# Off Topic > Tips and Tutorials >  >  building a userform

## stevesunfold

sorry if this isnt ok to do

but i thought i would notify everyone of a great little pdf for building a userform

easy to understand too

http://www.fontstuff.com/ebooks/free/fsUserForms.pdf

----------


## shg

Looks like a good tutorial, Steve, thank you.

----------


## excelkeechak

Yeah,this is indeed a great help file.i learnt most of the forms desinging and coding by studying this pdf.any ways thanks for that post

----------


## acsishere

This is a very good material for novice users of userform.  It explains the codings also very easily & understandably.  Simple, but good one.

----------


## tuk927

Stumbled across this pdf whilst looking for some techniques to improve my userforms and have to say brilliant piece work, clear, explains the process and could be used to help build other VBE projects - whish I had found it before the last 3 days work

----------


## perpectuals

Dear Steve,

Error: file not found.

Thanks.

----------


## Paul

The original fontstuff.com link no longer exists.  You can still visit fontstuff.com for information about MS Office, VBA, etc. but it looks like the free PDF files are being replaced by eBooks.  (And no, we're not affiliated at all with them, so we don't have any idea about when the User Forms eBook will be released.)

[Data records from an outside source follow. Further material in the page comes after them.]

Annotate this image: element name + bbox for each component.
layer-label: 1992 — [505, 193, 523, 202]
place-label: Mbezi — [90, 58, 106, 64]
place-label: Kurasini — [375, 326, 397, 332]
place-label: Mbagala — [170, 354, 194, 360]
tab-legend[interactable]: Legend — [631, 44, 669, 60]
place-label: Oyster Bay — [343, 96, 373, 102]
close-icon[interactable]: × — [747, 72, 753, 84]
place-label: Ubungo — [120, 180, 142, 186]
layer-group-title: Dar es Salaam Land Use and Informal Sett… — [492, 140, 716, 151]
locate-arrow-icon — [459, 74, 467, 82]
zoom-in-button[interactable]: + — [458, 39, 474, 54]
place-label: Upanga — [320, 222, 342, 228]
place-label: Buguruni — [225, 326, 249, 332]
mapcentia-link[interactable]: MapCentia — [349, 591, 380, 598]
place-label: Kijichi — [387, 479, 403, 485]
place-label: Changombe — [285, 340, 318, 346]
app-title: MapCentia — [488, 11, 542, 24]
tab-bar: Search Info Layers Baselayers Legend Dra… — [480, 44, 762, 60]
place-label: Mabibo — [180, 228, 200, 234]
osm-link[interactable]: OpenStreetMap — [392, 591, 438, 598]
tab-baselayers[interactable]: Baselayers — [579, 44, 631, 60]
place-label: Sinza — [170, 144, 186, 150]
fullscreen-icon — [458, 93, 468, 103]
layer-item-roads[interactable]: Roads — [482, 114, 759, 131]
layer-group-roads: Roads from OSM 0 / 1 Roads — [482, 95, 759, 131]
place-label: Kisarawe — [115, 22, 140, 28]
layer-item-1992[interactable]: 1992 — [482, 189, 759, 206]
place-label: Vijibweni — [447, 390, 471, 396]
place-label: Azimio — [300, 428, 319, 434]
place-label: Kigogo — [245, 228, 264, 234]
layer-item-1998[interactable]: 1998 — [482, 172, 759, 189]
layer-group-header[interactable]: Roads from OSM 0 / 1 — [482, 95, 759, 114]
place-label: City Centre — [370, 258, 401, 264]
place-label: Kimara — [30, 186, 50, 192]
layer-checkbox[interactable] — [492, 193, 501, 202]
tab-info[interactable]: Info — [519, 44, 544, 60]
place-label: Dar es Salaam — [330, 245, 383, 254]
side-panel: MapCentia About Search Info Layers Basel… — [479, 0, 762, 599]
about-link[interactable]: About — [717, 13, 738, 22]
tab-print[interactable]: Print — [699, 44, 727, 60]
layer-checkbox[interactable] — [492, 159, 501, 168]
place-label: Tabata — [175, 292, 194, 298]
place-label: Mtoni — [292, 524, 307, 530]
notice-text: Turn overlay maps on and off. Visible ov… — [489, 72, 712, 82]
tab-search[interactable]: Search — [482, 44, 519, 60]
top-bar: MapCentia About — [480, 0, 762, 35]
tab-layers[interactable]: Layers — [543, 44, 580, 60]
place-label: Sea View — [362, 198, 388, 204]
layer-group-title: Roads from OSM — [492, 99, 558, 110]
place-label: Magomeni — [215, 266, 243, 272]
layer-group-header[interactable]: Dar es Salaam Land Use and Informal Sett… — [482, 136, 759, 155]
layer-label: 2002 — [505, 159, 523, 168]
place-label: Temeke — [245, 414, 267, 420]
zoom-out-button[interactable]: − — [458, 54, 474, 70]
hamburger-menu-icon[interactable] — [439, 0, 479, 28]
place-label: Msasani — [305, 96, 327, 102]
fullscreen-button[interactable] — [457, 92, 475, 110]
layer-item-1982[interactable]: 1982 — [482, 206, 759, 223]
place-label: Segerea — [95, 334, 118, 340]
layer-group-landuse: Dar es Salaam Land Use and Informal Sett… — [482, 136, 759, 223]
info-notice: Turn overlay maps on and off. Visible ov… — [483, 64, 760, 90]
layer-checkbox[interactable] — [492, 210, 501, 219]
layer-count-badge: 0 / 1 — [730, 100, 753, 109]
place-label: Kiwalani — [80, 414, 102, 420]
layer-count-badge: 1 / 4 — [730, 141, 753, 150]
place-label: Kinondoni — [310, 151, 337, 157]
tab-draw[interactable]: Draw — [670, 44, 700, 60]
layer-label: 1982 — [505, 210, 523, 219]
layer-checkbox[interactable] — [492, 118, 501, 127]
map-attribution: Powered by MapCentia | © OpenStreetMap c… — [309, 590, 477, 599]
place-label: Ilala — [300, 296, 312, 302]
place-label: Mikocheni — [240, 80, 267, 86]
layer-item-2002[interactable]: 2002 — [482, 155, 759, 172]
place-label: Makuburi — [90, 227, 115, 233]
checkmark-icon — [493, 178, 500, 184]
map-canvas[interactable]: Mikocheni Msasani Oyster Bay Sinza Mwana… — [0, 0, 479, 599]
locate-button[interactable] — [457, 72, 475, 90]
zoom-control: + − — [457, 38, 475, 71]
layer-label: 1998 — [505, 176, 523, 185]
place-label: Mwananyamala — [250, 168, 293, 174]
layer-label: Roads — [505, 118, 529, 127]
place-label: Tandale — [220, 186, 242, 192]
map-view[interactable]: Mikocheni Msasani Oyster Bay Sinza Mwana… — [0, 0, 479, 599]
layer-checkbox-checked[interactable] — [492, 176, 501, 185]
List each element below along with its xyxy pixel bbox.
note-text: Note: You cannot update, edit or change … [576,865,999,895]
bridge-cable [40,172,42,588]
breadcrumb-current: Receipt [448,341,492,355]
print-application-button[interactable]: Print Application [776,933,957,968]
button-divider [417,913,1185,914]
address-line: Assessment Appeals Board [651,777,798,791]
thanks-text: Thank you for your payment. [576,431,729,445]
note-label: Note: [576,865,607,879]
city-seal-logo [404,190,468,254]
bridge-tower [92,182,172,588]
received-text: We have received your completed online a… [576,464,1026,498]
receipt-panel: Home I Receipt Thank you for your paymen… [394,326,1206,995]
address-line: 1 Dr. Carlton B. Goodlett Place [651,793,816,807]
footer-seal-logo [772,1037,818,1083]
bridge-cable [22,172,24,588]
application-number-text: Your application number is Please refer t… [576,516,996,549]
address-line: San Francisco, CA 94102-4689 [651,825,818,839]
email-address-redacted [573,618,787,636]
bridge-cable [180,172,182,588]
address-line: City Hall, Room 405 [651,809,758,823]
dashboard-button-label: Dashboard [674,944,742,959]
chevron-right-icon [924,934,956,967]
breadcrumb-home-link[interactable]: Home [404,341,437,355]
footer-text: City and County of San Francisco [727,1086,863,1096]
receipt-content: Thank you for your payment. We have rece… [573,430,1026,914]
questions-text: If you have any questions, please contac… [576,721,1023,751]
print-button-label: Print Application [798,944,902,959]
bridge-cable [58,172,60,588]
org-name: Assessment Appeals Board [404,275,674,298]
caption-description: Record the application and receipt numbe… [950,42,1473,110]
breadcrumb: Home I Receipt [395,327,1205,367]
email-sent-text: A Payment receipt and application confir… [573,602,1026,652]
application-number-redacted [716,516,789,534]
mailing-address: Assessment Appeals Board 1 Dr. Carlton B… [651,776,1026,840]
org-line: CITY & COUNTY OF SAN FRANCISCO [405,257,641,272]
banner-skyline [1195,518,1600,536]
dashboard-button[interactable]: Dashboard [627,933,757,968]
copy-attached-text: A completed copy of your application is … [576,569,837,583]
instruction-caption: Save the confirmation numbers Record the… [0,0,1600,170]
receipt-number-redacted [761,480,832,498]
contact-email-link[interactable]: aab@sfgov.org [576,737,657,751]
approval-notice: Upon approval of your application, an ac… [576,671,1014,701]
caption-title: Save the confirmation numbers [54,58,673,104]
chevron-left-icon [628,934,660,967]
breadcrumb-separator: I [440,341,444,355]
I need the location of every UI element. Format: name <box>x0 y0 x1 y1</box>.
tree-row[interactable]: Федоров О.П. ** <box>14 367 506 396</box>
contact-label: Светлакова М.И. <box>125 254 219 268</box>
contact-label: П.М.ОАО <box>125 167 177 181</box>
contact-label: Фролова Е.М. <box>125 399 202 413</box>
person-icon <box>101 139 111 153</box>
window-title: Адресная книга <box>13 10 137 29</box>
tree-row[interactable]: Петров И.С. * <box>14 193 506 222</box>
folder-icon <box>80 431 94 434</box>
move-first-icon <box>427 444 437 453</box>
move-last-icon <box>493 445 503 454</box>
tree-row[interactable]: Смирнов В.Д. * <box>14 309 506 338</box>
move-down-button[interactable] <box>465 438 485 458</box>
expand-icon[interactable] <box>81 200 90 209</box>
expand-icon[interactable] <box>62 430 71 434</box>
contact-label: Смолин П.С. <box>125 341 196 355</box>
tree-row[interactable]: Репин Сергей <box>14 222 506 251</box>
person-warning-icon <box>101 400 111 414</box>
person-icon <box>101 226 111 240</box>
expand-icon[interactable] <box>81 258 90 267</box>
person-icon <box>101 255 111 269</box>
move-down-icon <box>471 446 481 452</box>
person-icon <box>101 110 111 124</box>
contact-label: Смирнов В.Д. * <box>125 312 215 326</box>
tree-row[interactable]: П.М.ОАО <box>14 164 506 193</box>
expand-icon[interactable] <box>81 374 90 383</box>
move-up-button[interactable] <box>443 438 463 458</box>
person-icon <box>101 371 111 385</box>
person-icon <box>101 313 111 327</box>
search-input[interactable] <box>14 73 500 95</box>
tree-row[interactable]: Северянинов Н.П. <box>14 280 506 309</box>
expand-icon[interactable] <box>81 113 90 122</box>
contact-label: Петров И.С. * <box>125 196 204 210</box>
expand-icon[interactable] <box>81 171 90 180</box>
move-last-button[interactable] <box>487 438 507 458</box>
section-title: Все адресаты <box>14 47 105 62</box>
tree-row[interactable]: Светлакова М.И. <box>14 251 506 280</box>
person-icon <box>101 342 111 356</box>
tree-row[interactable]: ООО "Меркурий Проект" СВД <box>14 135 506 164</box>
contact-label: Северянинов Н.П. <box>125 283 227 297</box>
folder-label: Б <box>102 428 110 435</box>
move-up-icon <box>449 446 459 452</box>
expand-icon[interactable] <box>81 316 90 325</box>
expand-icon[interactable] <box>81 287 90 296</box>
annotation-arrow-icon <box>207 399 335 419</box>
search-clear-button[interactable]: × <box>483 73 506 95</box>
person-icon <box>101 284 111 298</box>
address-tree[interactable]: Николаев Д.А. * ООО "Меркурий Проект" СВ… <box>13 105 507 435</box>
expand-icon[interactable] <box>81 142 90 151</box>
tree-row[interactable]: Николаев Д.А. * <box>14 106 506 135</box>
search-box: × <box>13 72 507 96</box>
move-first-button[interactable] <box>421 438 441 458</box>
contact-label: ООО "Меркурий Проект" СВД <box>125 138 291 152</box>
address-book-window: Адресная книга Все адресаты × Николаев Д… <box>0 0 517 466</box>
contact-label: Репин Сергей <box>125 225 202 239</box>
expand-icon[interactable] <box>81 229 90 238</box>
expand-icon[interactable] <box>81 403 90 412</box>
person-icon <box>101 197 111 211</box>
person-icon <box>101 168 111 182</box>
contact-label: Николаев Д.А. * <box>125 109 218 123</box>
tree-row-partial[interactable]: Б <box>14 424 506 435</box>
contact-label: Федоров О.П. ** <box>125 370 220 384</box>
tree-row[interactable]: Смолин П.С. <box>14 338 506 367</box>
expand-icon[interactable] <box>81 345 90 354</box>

Not sure if this is the same one as the previous link, but I googled the pdf file:  http://www.fontstuff.com/ebooks/free/fsUserForms.pdf

----------


## bobhc

Good day 
New to the site (new to excel even with my advanced years). I followed pauls link the the pdf file and it is interesting reading, I then followed the link at the bottom of one of the pages to fontstuff.com and on the left hand side of the web page there is a link to a free download page with many pdf,s for download.

----------


## robarsan

Great instructions for creating a user form. The only thing that wasn't clear to me was the location of the range containing the department entries. Following the instructions, you put them in starting in cell A1 on sheet 1, but this is also where the entries are supposed to start once you start using the form. 

One other thing... it states these instructions can be used for making forms in all Microsoft apps. The microsoft Access forms seem quite different. Not complaining though, as I said, it is a great tutorial.

----------


## hamusyd

Thanks Guys. New to site and Excel programming. 
This will be a great help in my quest to understand some of the finer points of VB......
EDIT............
and creating good userforms....... Thanks

----------